Le onde in piscina variavano, e con esse, le emozioni. Secondo quanto stabilito nel Libro Bianco, il loro numero era limitato, ma le invasioni illegali superarono gli ordini. Gli abitanti del luogo si ritrovarono in minoranza. Nella loro arroganza, gli invasori iniziarono a commentare il modo di nuotare degli abitanti del posto e a imporre nuove regole e modalità di nuoto, sia in termini di velocità che di stile.
Sono l'élite dei nuotatori della città, bagnanti della storica piscina Gordon sul mare che nuotano all'aperto, al freddo e al vento, in una piscina che un tempo apriva alle 4:30 del mattino, prima di qualsiasi altra piscina in città, ovviamente. Li chiamavamo i Gordonisti.
Il fatto che io abbia trascorso ogni sabato estivo della mia infanzia sul tetto della loro piscina con i miei genitori non ha fatto alcuna impressione su di loro.
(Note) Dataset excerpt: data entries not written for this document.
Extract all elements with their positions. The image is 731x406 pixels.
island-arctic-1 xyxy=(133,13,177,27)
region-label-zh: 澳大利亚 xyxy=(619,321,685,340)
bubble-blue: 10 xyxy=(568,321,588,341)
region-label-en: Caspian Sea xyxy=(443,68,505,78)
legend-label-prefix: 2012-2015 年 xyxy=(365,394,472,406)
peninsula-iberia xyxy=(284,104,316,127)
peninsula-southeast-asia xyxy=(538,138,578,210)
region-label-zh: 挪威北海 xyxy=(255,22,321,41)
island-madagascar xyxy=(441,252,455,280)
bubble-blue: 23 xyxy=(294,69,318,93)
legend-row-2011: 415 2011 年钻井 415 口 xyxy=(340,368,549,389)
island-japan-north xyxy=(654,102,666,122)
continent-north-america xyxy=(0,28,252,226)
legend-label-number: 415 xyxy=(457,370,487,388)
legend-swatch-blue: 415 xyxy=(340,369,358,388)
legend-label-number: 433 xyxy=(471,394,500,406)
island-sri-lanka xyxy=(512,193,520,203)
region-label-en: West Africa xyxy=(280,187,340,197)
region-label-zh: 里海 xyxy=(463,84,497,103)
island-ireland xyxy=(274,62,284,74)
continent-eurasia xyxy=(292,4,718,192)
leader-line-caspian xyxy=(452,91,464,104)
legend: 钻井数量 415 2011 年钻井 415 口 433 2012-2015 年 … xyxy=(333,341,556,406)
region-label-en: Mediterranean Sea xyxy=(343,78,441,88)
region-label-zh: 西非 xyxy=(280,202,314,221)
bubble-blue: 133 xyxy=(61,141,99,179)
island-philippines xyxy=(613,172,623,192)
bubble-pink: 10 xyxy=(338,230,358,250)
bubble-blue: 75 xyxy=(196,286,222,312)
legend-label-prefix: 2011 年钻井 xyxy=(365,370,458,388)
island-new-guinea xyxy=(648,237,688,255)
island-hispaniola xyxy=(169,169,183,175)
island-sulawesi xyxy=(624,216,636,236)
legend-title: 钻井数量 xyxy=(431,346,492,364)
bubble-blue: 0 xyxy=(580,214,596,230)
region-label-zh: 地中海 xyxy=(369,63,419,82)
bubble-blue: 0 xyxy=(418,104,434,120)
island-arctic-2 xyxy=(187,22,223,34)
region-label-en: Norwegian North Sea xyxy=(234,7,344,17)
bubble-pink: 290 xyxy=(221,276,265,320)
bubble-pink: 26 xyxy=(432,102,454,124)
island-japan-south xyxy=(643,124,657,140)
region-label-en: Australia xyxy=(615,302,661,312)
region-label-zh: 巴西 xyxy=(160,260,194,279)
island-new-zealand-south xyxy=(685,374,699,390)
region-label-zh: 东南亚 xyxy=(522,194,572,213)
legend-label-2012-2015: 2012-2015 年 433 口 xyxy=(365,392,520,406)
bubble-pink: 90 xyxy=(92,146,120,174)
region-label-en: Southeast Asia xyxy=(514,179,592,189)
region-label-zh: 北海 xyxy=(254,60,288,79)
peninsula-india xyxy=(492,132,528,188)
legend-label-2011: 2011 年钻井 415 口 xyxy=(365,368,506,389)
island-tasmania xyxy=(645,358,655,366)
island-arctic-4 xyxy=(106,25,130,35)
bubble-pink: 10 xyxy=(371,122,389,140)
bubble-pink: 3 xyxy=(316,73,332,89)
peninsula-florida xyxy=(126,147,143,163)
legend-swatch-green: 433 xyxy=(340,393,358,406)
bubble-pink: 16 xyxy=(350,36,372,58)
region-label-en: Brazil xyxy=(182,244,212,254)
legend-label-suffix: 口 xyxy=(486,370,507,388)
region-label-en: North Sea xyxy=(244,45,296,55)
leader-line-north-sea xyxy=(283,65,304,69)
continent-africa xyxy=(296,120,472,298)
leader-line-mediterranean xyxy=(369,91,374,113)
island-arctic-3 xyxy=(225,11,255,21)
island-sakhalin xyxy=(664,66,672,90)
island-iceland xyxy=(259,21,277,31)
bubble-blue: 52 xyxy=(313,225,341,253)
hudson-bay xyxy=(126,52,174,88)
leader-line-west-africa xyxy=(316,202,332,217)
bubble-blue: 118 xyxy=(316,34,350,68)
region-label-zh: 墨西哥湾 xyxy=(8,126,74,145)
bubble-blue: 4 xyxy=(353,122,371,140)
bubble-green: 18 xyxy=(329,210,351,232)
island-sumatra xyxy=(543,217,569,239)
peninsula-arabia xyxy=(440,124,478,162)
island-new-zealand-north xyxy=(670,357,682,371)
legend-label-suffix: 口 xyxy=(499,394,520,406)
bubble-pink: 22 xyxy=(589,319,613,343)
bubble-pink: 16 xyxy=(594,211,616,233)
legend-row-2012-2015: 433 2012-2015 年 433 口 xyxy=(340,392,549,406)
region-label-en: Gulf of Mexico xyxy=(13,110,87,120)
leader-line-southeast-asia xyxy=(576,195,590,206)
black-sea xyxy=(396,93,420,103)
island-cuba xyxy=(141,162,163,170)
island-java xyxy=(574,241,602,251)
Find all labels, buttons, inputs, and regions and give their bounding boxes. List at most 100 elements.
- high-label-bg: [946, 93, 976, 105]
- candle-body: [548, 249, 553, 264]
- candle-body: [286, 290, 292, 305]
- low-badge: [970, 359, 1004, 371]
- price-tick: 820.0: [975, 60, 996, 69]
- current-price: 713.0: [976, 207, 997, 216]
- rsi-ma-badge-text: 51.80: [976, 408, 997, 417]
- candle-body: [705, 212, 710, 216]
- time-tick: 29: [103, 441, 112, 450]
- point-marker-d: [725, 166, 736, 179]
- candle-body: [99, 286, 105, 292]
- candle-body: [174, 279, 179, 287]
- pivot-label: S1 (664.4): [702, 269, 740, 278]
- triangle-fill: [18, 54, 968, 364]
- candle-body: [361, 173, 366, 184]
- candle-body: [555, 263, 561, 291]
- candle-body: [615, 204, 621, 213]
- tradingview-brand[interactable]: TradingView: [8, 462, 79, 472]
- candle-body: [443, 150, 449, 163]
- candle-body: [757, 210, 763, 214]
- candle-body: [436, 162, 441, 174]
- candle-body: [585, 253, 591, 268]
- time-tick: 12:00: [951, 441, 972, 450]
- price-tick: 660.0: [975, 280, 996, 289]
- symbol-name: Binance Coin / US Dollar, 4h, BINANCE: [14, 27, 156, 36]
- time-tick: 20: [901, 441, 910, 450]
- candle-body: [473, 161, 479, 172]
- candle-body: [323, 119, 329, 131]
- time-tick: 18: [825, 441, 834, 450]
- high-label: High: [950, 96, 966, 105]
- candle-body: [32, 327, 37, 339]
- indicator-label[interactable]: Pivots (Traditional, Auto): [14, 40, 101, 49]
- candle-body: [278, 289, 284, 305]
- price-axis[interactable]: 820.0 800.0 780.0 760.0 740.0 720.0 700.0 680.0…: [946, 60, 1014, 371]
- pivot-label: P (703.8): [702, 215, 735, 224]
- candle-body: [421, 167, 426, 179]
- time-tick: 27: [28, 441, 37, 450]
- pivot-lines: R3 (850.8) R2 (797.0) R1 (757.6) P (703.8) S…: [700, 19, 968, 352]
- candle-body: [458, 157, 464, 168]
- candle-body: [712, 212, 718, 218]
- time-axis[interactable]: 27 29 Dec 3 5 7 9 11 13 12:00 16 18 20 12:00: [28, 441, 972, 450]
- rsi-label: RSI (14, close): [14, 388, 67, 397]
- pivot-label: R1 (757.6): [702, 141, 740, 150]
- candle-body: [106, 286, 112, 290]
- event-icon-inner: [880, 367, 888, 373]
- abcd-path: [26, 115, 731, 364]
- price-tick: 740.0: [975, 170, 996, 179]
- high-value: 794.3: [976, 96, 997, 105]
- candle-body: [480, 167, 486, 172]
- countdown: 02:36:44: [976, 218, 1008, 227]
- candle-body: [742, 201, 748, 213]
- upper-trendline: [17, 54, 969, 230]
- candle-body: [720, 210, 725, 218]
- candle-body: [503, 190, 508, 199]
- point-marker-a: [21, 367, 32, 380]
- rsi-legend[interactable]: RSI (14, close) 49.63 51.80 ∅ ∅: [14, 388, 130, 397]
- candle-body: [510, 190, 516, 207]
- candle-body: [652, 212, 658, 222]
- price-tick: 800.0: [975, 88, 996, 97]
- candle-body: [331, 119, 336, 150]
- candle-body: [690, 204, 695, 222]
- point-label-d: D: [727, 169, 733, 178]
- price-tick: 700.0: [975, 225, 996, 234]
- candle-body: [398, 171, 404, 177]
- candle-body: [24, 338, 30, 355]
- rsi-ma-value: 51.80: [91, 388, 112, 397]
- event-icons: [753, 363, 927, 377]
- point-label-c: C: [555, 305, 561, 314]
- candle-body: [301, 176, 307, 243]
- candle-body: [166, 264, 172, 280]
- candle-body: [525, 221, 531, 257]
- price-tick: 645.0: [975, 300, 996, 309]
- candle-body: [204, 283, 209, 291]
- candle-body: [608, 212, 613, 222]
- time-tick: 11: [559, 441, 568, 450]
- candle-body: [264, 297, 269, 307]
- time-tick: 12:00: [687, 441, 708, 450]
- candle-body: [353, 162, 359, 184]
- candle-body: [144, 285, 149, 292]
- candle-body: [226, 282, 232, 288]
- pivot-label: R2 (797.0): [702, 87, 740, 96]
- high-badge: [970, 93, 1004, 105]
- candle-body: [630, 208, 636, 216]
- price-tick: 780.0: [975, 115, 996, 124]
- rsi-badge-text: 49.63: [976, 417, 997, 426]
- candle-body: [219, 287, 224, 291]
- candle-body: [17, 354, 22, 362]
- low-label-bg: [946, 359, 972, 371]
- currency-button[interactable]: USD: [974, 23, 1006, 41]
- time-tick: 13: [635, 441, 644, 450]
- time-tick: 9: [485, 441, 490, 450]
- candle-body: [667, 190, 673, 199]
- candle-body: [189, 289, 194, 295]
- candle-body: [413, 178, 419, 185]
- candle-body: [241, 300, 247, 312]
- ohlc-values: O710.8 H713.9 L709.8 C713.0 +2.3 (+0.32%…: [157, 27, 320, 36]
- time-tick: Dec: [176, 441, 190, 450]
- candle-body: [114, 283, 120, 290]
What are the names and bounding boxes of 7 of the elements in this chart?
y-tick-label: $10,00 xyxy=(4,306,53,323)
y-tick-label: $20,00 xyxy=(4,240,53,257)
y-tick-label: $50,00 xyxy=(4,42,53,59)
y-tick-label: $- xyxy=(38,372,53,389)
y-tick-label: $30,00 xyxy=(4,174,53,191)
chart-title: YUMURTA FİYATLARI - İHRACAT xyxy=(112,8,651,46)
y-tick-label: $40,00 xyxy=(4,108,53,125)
I nuovi arrivati, ragazzi e ragazze, sono diventati subito i padroni di casa . Noi, gli abitanti del posto, siamo stati messi da parte, umiliati, espropriati, relegati ai margini della piscina e della storia, fino a essere dimenticati. Alcuni di noi stanno pensando di emigrare. Altri dicono che dobbiamo resistere a tutti i costi.
Avevamo già subito un'invasione di estranei durante i lavori di ristrutturazione di altre piscine – ho scritto di un episodio simile su queste pagine in passato – ma non eravamo mai stati invasi in tempo di guerra.
Un giorno, degli estranei sbarcano sul tuo piccolo angolo di terra creato da Dio, si impossessano della tua terra, della tua eredità, del tuo onore e della tua vita, spogliandoti di tutto ciò che avevi.
Attraverso le increspature dell'acqua, la Nakba iniziò a prendere forma.